Apollo is better than Clay if you want a more ready-made outbound platform: database search, contact enrichment, email sequences and CRM syncing in one place. Clay is more flexible, but Apollo is better when a small sales team needs to move faster with less setup.

Lusha is better than Clay if you mainly need quick contact lookup from a simple web app and browser extension. Clay can build richer workflows, but Lusha is better when you want fewer moving parts and a lower learning curve.

UpLead is better than Clay if verified emails, cleaner lists and CRM export matter more than custom automation. Clay is stronger for complex enrichment logic, but UpLead is better when you want a simpler data layer with clearer contact-credit planning.

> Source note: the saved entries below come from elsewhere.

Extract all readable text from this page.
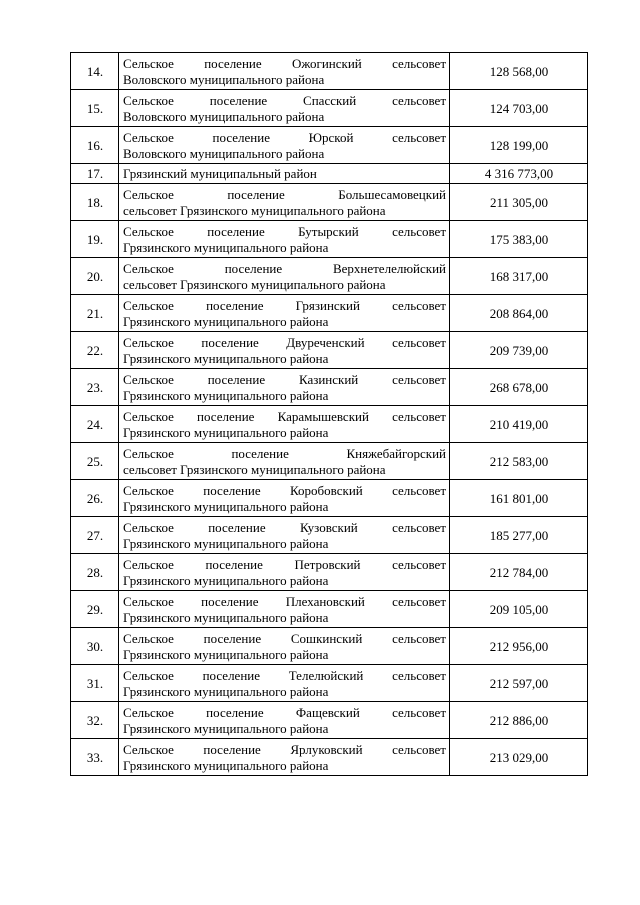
14.	Сельское поселение Ожогинский сельсовет
Воловского муниципального района	128 568,00
15.	Сельское поселение Спасский сельсовет
Воловского муниципального района	124 703,00
16.	Сельское поселение Юрской сельсовет
Воловского муниципального района	128 199,00
17.	Грязинский муниципальный район	4 316 773,00
18.	Сельское поселение Большесамовецкий
сельсовет Грязинского муниципального района	211 305,00
19.	Сельское поселение Бутырский сельсовет
Грязинского муниципального района	175 383,00
20.	Сельское поселение Верхнетелелюйский
сельсовет Грязинского муниципального района	168 317,00
21.	Сельское поселение Грязинский сельсовет
Грязинского муниципального района	208 864,00
22.	Сельское поселение Двуреченский сельсовет
Грязинского муниципального района	209 739,00
23.	Сельское поселение Казинский сельсовет
Грязинского муниципального района	268 678,00
24.	Сельское поселение Карамышевский сельсовет
Грязинского муниципального района	210 419,00
25.	Сельское поселение Княжебайгорский
сельсовет Грязинского муниципального района	212 583,00
26.	Сельское поселение Коробовский сельсовет
Грязинского муниципального района	161 801,00
27.	Сельское поселение Кузовский сельсовет
Грязинского муниципального района	185 277,00
28.	Сельское поселение Петровский сельсовет
Грязинского муниципального района	212 784,00
29.	Сельское поселение Плехановский сельсовет
Грязинского муниципального района	209 105,00
30.	Сельское поселение Сошкинский сельсовет
Грязинского муниципального района	212 956,00
31.	Сельское поселение Телелюйский сельсовет
Грязинского муниципального района	212 597,00
32.	Сельское поселение Фащевский сельсовет
Грязинского муниципального района	212 886,00
33.	Сельское поселение Ярлуковский сельсовет
Грязинского муниципального района	213 029,00
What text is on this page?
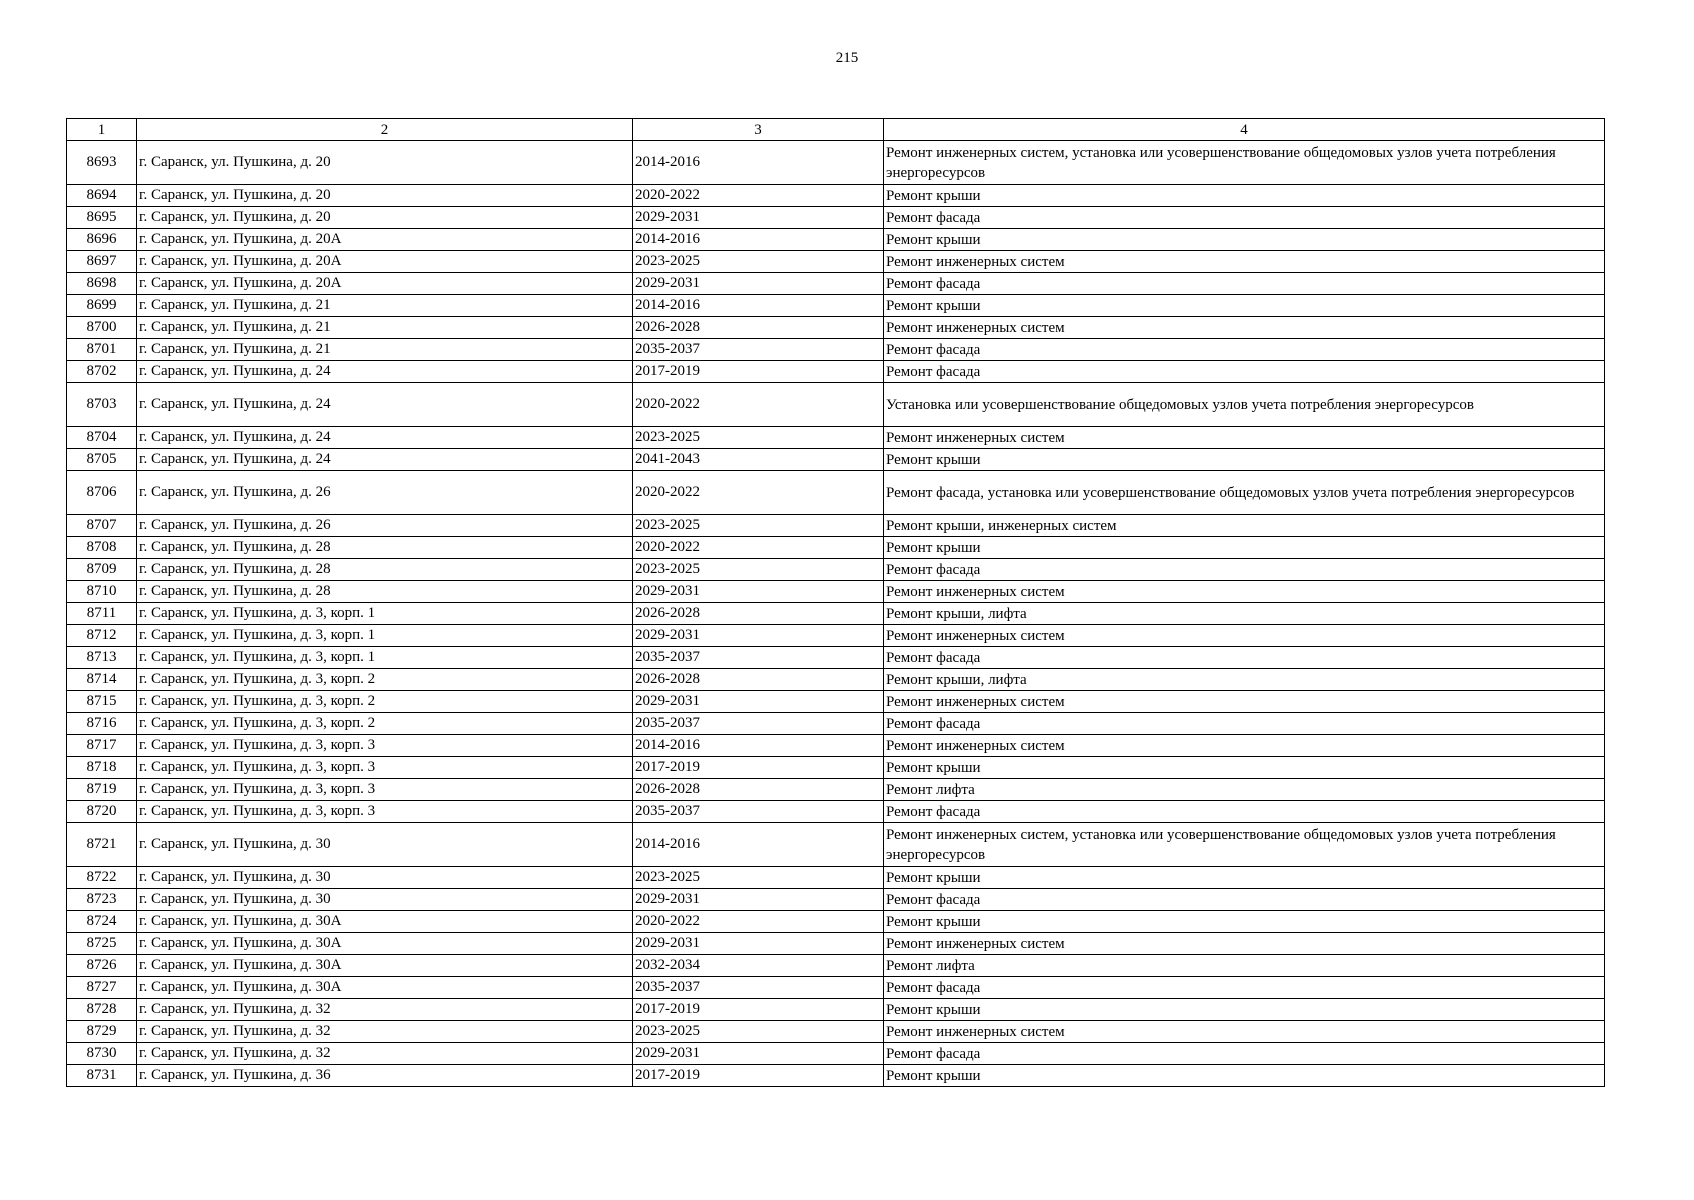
215
1	2	3	4
8693	г. Саранск, ул. Пушкина, д. 20	2014-2016	Ремонт инженерных систем, установка или усовершенствование общедомовых узлов учета потребления энергоресурсов
8694	г. Саранск, ул. Пушкина, д. 20	2020-2022	Ремонт крыши
8695	г. Саранск, ул. Пушкина, д. 20	2029-2031	Ремонт фасада
8696	г. Саранск, ул. Пушкина, д. 20А	2014-2016	Ремонт крыши
8697	г. Саранск, ул. Пушкина, д. 20А	2023-2025	Ремонт инженерных систем
8698	г. Саранск, ул. Пушкина, д. 20А	2029-2031	Ремонт фасада
8699	г. Саранск, ул. Пушкина, д. 21	2014-2016	Ремонт крыши
8700	г. Саранск, ул. Пушкина, д. 21	2026-2028	Ремонт инженерных систем
8701	г. Саранск, ул. Пушкина, д. 21	2035-2037	Ремонт фасада
8702	г. Саранск, ул. Пушкина, д. 24	2017-2019	Ремонт фасада
8703	г. Саранск, ул. Пушкина, д. 24	2020-2022	Установка или усовершенствование общедомовых узлов учета потребления энергоресурсов
8704	г. Саранск, ул. Пушкина, д. 24	2023-2025	Ремонт инженерных систем
8705	г. Саранск, ул. Пушкина, д. 24	2041-2043	Ремонт крыши
8706	г. Саранск, ул. Пушкина, д. 26	2020-2022	Ремонт фасада, установка или усовершенствование общедомовых узлов учета потребления энергоресурсов
8707	г. Саранск, ул. Пушкина, д. 26	2023-2025	Ремонт крыши, инженерных систем
8708	г. Саранск, ул. Пушкина, д. 28	2020-2022	Ремонт крыши
8709	г. Саранск, ул. Пушкина, д. 28	2023-2025	Ремонт фасада
8710	г. Саранск, ул. Пушкина, д. 28	2029-2031	Ремонт инженерных систем
8711	г. Саранск, ул. Пушкина, д. 3, корп. 1	2026-2028	Ремонт крыши, лифта
8712	г. Саранск, ул. Пушкина, д. 3, корп. 1	2029-2031	Ремонт инженерных систем
8713	г. Саранск, ул. Пушкина, д. 3, корп. 1	2035-2037	Ремонт фасада
8714	г. Саранск, ул. Пушкина, д. 3, корп. 2	2026-2028	Ремонт крыши, лифта
8715	г. Саранск, ул. Пушкина, д. 3, корп. 2	2029-2031	Ремонт инженерных систем
8716	г. Саранск, ул. Пушкина, д. 3, корп. 2	2035-2037	Ремонт фасада
8717	г. Саранск, ул. Пушкина, д. 3, корп. 3	2014-2016	Ремонт инженерных систем
8718	г. Саранск, ул. Пушкина, д. 3, корп. 3	2017-2019	Ремонт крыши
8719	г. Саранск, ул. Пушкина, д. 3, корп. 3	2026-2028	Ремонт лифта
8720	г. Саранск, ул. Пушкина, д. 3, корп. 3	2035-2037	Ремонт фасада
8721	г. Саранск, ул. Пушкина, д. 30	2014-2016	Ремонт инженерных систем, установка или усовершенствование общедомовых узлов учета потребления энергоресурсов
8722	г. Саранск, ул. Пушкина, д. 30	2023-2025	Ремонт крыши
8723	г. Саранск, ул. Пушкина, д. 30	2029-2031	Ремонт фасада
8724	г. Саранск, ул. Пушкина, д. 30А	2020-2022	Ремонт крыши
8725	г. Саранск, ул. Пушкина, д. 30А	2029-2031	Ремонт инженерных систем
8726	г. Саранск, ул. Пушкина, д. 30А	2032-2034	Ремонт лифта
8727	г. Саранск, ул. Пушкина, д. 30А	2035-2037	Ремонт фасада
8728	г. Саранск, ул. Пушкина, д. 32	2017-2019	Ремонт крыши
8729	г. Саранск, ул. Пушкина, д. 32	2023-2025	Ремонт инженерных систем
8730	г. Саранск, ул. Пушкина, д. 32	2029-2031	Ремонт фасада
8731	г. Саранск, ул. Пушкина, д. 36	2017-2019	Ремонт крыши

Frequently asked questions

Clay can be good for small B2B teams if they run serious outbound and have someone who can own the workflow. It’s probably too complex if you only need occasional contact lookup.

Clay isn’t only a contact database. It’s a workflow workspace that connects list building, data providers, enrichment, AI research, scraping, CRM sync and outbound handoff.

Clay uses plans plus two usage meters: Data Credits and Actions. Data Credits are used for third-party data such as emails and phone numbers, while Actions are used for workflow activity such as enrichment, AI research and exports.

A waterfall is a workflow that tries multiple data providers in order. For example, Clay can try one email provider first, then move to another if the first one doesn’t find a valid work email.

Yes. Clay includes a native email sequencer for table-based outbound campaigns. It’s useful, but teams with advanced outreach needs may still prefer a dedicated sales engagement tool.

Clay is worth it if better enrichment, research automation and CRM handoff save your team meaningful manual work. It’s less worth it if you only need a cheap email finder.